Operation Georgette. The April Offensive 1918
On Saturday 6 April 1918 the Nationalist and Leinster Times editorial said: ‘For more than a fortnight the Germans have been on the offensive on that part of the Western Front with Amiens as the objective. Amiens is regarded as a most important strategic position so much so that French experts make no secret of the opinion that if Amiens falls to their enemy a large portion of the English channel coast will be in control of the Germans.’ By the time readers in Co. Kildare had comprehended this information Gen. Ludendorff called a halt to Operation Michael, admitting that the attempt at a breakthrough had failed ‘because the enemy resistance was beyond our powers’. By 5 April the German advance between the Oise and the Somme had come to a halt as much from tiredness and a shortage of supplies as from any resistance or counter-attacks put in by Allied forces.
The halting of the German attack came too late the save the career of the Curragh Mutiny ‘hero’ General Sir Hubert Gough, who was sacked by Lloyd George. The British premier was aware of the part his own failure to supply reinforcements to the armies in France had played in the March Retreat and needed a scapegoat before the bulk of the blame was pinned on him. The wily Welshman confided in Sir Douglas Haig that he held Gough directly responsible for the disaster that had befallen the Fifth Army. Haig defended his general but it was to no avail. Gough was sent home, never to hold an active command again.
He had hardly left when on 9 April the second German offensive, code-named Georgette was launched on a 12-mile front between the La Bassée Canal and Ypres. The attack was well-timed, for in the previous ten days a number of divisions on this front had been sent as reinforcements to the British front under attack. Fourteen German divisions (nine in the attack and five in reserve) hit the front held by four British divisions with two in reserve. By nightfall the British First Army had been driven back some three miles.
On that first day of the German Offensive Lieutenant Charles Edward Plewman, from Athy, was killed in action. Charles Plewman was an officer in The King’s (Liverpool Regiment) 7th Battalion. He was born in 1885, son of the late Edward George Plewman, Kilcoo House, Athy, and a nephew of Thomas Plewman, Justice of the Peace, in Athy. Charles had enlisted in London and was commissioned from the Inns of Court, Officer Training Corps, on 14 July 1916. He had been awarded the Military Cross for bravery, in October 1917.
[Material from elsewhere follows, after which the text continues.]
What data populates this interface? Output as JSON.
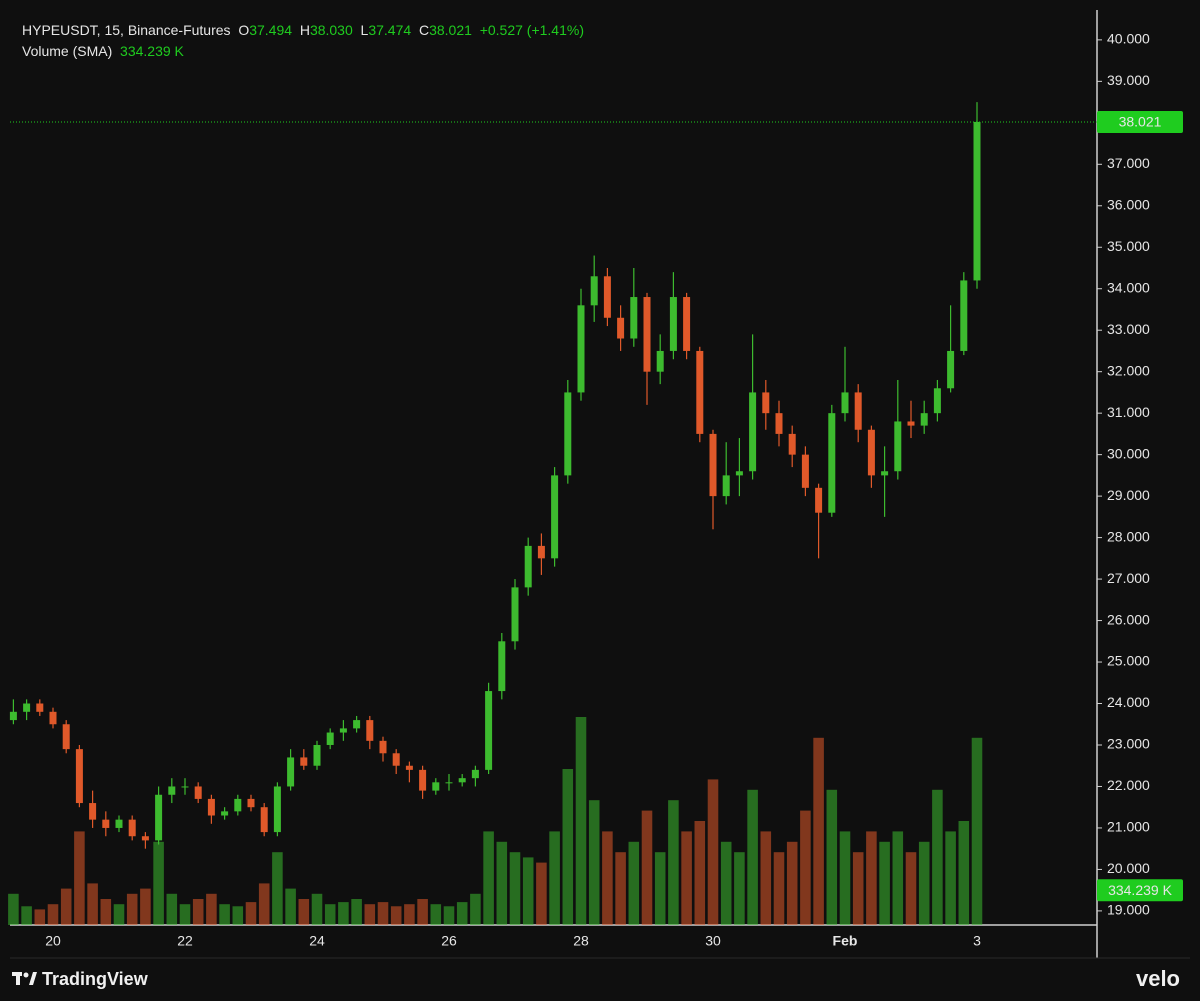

The object of the attack was the British supply base at Hazebrouck and if this fell there was nothing to stop the Germans advancing to the Channel ports and cutting the British forces in two. The British put up a tremendous resistance in what became known as the ‘Fourth Battle of Ypres’ and gradually the attack was held. During the rest of April the Germans only gained another eight miles; they were finally stopped five miles from Hazebrouck, and there the attack petered out. Nevertheless, the British Army was faced with a critical state of affairs. Between 21 March and the end of April the British Army had lost 300,000 men.
After such heavy losses the British Army desperately needed men to replace the dead and wounded. British manpower was exhausted and Lloyd George looked towards Ireland to replace those lost. Lloyd George could hardly have thought of a better way of alienating nationalist Ireland than to try and force Irishmen to enlist in the British Army. ‘All Ireland will rise against you,’ John Dillon warned the British premier. Lloyd George would not listen but the Irish Parliamentary Party leader was right. Overnight the entire atmosphere in Ireland towards Britain changed.